Australia’s first two hit outs of the home summer against Sri Lanka this week have lived up to ground’s reputation as the home of women’s cricket in Australia.

The picturesque ground, known for its high-scoring batting tracks, witnessed Australia’s highest ever home-soil total of 4-217 in the first T20I against Sri Lanka on Sunday, the latest in a host of memorable moments at the ground.

Many will remember the North Sydney crowd saluting Ellyse Perry for a famous double century during the inaugural day-night women’s Ashes Test in 2017.

Lanning, joined at Tuesday’s announcement by North Sydney Mayor Jilly Gibson, celebrated the enthusiasm with which the North Sydney community supported her side.

“As we’ve seen over the past few days, there’s a lot of people supporting us,” Lanning said.

“It’s a venue we really enjoy playing on, we’ve got a great record here so it’s exciting that it’s locked in long term.

“It was great to see so many kids here the last few games to see the smiles on their faces and the atmosphere here is fantastic, you’re so close to the action.”

The deal struck between CA, Cricket NSW and the Sydney Sixers, in conjunction with the North Sydney council also confirms that four Rebel WBBL matches will be played at the Sixers’ home for the next four years.

Lanning, captain of the Perth Scorchers, noted the prospect of walking out to a vocal Sydney crowd in support of the much-loved Sixers was a slightly more daunting prospect – but exciting nonetheless.

Sydney Sixers allrounder Erin Burns, however, will be sure to draw plenty of cheers from the home crowd, particularly with a standalone season.

“All of the girls are really, really excited about Big Bash this year,” Burns said on Tuesday.
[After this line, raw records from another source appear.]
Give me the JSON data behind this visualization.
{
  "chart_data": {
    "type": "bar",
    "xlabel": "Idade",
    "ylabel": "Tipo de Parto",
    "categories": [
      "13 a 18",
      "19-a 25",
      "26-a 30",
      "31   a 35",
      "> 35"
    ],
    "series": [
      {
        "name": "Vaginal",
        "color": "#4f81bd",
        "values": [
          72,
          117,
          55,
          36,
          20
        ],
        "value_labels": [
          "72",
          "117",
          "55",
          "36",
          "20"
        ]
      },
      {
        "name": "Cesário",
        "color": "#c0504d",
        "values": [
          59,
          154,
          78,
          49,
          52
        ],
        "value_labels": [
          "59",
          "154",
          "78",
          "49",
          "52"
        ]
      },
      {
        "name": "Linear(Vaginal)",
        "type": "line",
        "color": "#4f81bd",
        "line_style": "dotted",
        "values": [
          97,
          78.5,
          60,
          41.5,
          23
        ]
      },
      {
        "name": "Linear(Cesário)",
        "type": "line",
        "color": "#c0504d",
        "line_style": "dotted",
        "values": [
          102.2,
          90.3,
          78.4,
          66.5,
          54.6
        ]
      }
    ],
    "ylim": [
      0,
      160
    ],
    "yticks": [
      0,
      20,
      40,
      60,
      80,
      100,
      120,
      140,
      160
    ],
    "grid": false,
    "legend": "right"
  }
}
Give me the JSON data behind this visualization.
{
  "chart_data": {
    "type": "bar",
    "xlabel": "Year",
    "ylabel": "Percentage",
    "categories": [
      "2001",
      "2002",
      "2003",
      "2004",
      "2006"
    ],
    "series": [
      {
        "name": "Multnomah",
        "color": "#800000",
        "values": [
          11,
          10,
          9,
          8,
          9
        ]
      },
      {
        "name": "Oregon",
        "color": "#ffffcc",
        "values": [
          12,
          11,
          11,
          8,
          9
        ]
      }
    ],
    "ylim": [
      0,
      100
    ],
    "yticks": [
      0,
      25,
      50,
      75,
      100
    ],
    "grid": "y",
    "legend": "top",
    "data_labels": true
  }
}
“There’s a really good buzz around it, T20 cricket is where a lot of the hype around female cricket is at the moment.

“Just to get back among the girls and play some standalone fixtures where we can really get some good support and have fans coming along just to watch us girls is really exciting.”

Australia and Sri Lanka will be in action at North Sydney Oval again on Wednesday from 2.10pm local time, with the match broadcast on Channel 7, Fox Sports, Kayo and cricket.com.au.